Und umso bemerkenswerter ist es auch, dass wir Nachgeborenen gar keine besonderen Gaben brauchen, um die entscheidenden Ideen und Inhalte der Relativitätstheorie zu verstehen – jedenfalls, solange wir nicht das Bedürfnis haben, sie mathematisch stringent zu formulieren. Denn beide Relativitätstheorien, die spezielle wie die allgemeine, beruhen auf äußerst einfachen Grundannahmen, die Einstein lediglich konsequent zu Ende gedacht (und gerechnet!) hat. Ich lade Sie ein, den Gedanken des Jahrtausendgenies Albert Einstein zu folgen. Freuen Sie sich auf einen aufregenden neuen Blick auf die physikalische Welt.
Über dieses Buch
Was ist Bewegung? Was sind Raum, Zeit und Gravitation? Warum glauben die Physiker, dass Raum und Zeit gekrümmt sind? Was soll das überhaupt bedeuten und welche Konsequenzen ergeben sich daraus? Das sind die großen Themen, über die Sie in diesem Buch Grundlegendes erfahren werden. Das Ziel dieses Buchs ist es, Sie in die Lage zu versetzen, die Ideen der Relativitätstheorie und ihre Konsequenzen Schritt für Schritt nachzuvollziehen.

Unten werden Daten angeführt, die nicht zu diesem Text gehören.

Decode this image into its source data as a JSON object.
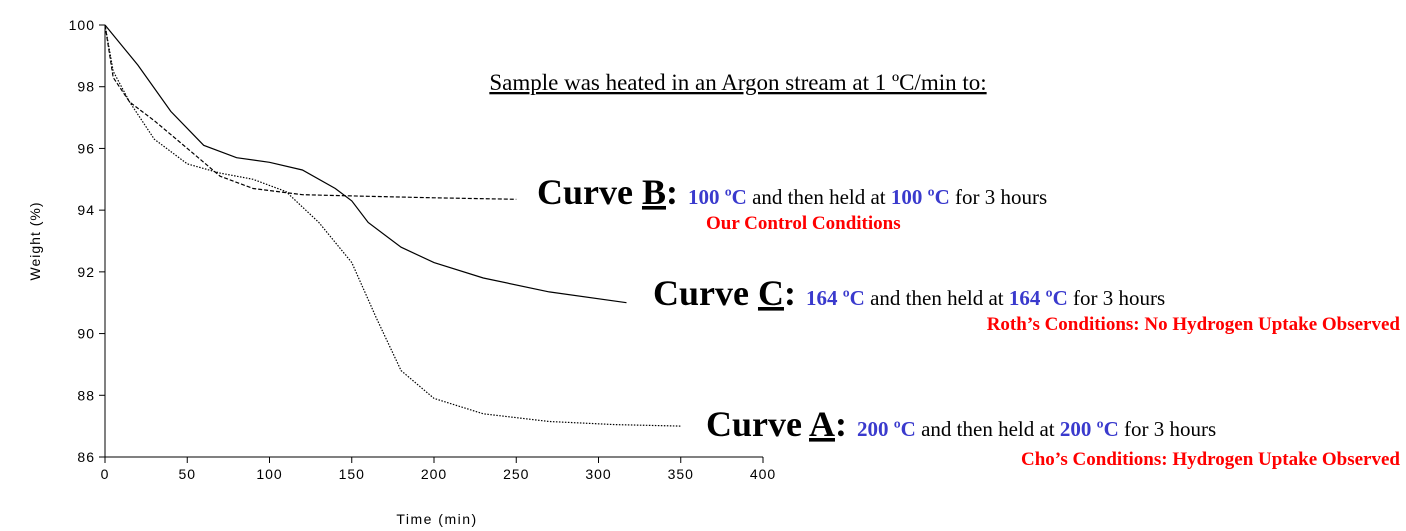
{
  "chart_data": {
    "type": "line",
    "xlabel": "Time (min)",
    "ylabel": "Weight (%)",
    "xlim": [
      0,
      400
    ],
    "xticks": [
      0,
      50,
      100,
      150,
      200,
      250,
      300,
      350,
      400
    ],
    "ylim": [
      86,
      100
    ],
    "yticks": [
      86,
      88,
      90,
      92,
      94,
      96,
      98,
      100
    ],
    "header": "Sample was heated in an Argon stream at 1 ºC/min to:",
    "highlight_color": "#3a3acd",
    "note_color": "#ff0000",
    "series": [
      {
        "name": "A",
        "color": "#000000",
        "linestyle": "dotted",
        "x": [
          0,
          5,
          15,
          30,
          50,
          70,
          90,
          110,
          130,
          150,
          165,
          180,
          200,
          230,
          270,
          310,
          350
        ],
        "values": [
          100,
          98.5,
          97.5,
          96.3,
          95.5,
          95.2,
          95.0,
          94.6,
          93.6,
          92.3,
          90.5,
          88.8,
          87.9,
          87.4,
          87.15,
          87.05,
          87.0
        ]
      },
      {
        "name": "B",
        "color": "#000000",
        "linestyle": "dashed",
        "x": [
          0,
          5,
          15,
          30,
          50,
          70,
          90,
          120,
          160,
          200,
          250
        ],
        "values": [
          100,
          98.3,
          97.5,
          96.9,
          96.0,
          95.1,
          94.7,
          94.5,
          94.45,
          94.4,
          94.35
        ]
      },
      {
        "name": "C",
        "color": "#000000",
        "linestyle": "solid",
        "x": [
          0,
          20,
          40,
          60,
          80,
          100,
          120,
          140,
          150,
          160,
          180,
          200,
          230,
          270,
          317
        ],
        "values": [
          100,
          98.7,
          97.2,
          96.1,
          95.7,
          95.55,
          95.3,
          94.7,
          94.3,
          93.6,
          92.8,
          92.3,
          91.8,
          91.35,
          91.0
        ]
      }
    ],
    "annotations": [
      {
        "label": "Curve ",
        "letter": "B",
        "colon": ":",
        "detail": [
          "100 ºC",
          " and then held at ",
          "100 ºC",
          " for 3 hours"
        ],
        "note": "Our Control Conditions"
      },
      {
        "label": "Curve ",
        "letter": "C",
        "colon": ":",
        "detail": [
          "164 ºC",
          " and then held at ",
          "164 ºC",
          " for 3 hours"
        ],
        "note": "Roth’s Conditions: No Hydrogen Uptake Observed"
      },
      {
        "label": "Curve ",
        "letter": "A",
        "colon": ":",
        "detail": [
          "200 ºC",
          " and then held at ",
          "200 ºC",
          " for 3 hours"
        ],
        "note": "Cho’s Conditions: Hydrogen Uptake Observed"
      }
    ]
  }
}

Konventionen in diesem Buch
Das ist schnell gesagt:
- Hinter den häufig erscheinenden Symbolen oder »Icons« finden Sie besonders wichtige und zentrale Aussagen.
- Begriffe, die innerhalb eines »Icons« definiert werden, sind fettgedruckt.

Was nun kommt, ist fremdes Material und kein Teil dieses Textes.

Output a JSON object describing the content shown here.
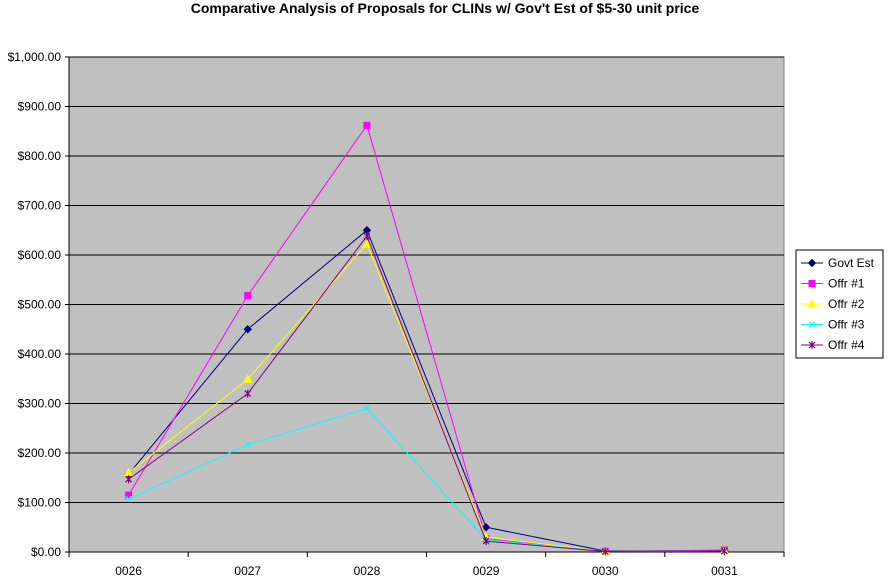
{
  "chart_data": {
    "type": "line",
    "title": "Comparative Analysis of Proposals for CLINs w/ Gov't Est of $5-30 unit price",
    "xlabel": "",
    "ylabel": "",
    "categories": [
      "0026",
      "0027",
      "0028",
      "0029",
      "0030",
      "0031"
    ],
    "ylim": [
      0,
      1000
    ],
    "yticks": [
      "$0.00",
      "$100.00",
      "$200.00",
      "$300.00",
      "$400.00",
      "$500.00",
      "$600.00",
      "$700.00",
      "$800.00",
      "$900.00",
      "$1,000.00"
    ],
    "grid": true,
    "legend": "right",
    "series": [
      {
        "name": "Govt Est",
        "color": "#000080",
        "marker": "diamond",
        "values": [
          157,
          450,
          650,
          50,
          2,
          3
        ]
      },
      {
        "name": "Offr #1",
        "color": "#ff00ff",
        "marker": "square",
        "values": [
          115,
          518,
          862,
          27,
          1,
          4
        ]
      },
      {
        "name": "Offr #2",
        "color": "#ffff00",
        "marker": "triangle",
        "values": [
          160,
          349,
          622,
          30,
          1,
          2
        ]
      },
      {
        "name": "Offr #3",
        "color": "#00ffff",
        "marker": "x",
        "values": [
          107,
          217,
          290,
          25,
          1,
          2
        ]
      },
      {
        "name": "Offr #4",
        "color": "#800080",
        "marker": "asterisk",
        "values": [
          147,
          320,
          638,
          22,
          1,
          2
        ]
      }
    ]
  }
}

- Neue Begriffe, aber auch Betonungen stehen in diesem Buch kursiv.
- Graue Kästen enthalten Zusatzinformationen.
Was Sie nicht lesen müssen
Ich hoffe, dass Sie dieses Buch freiwillig lesen – von »müssen« kann daher überhaupt keine Rede sein. Alles kann, nichts muss. Die Frage ist aber natürlich, welche Lücken Sie sich erlauben können, ohne im weiteren Verlauf der Lektüre in Verständnisnot zu geraten. Da wären in der Tat die grauen Infokästen zu nennen, die für den kognitiven Fluss nicht zwingend notwendig sind, aber natürlich auch nicht schaden. Wenn Sie (zum Beispiel als Physikstudent der unteren Semester) bereits über Grundkenntnisse in der klassischen Mechanik und Elektrodynamik verfügen, könnten Sie überlegen, die Kapitel 1 bis 5 zu überspringen. Im fünften Kapitel werden dann allerdings bereits die Konflikte zwischen den beiden Disziplinen sichtbar. Ach, wissen Sie was? Lesen Sie doch einfach alles!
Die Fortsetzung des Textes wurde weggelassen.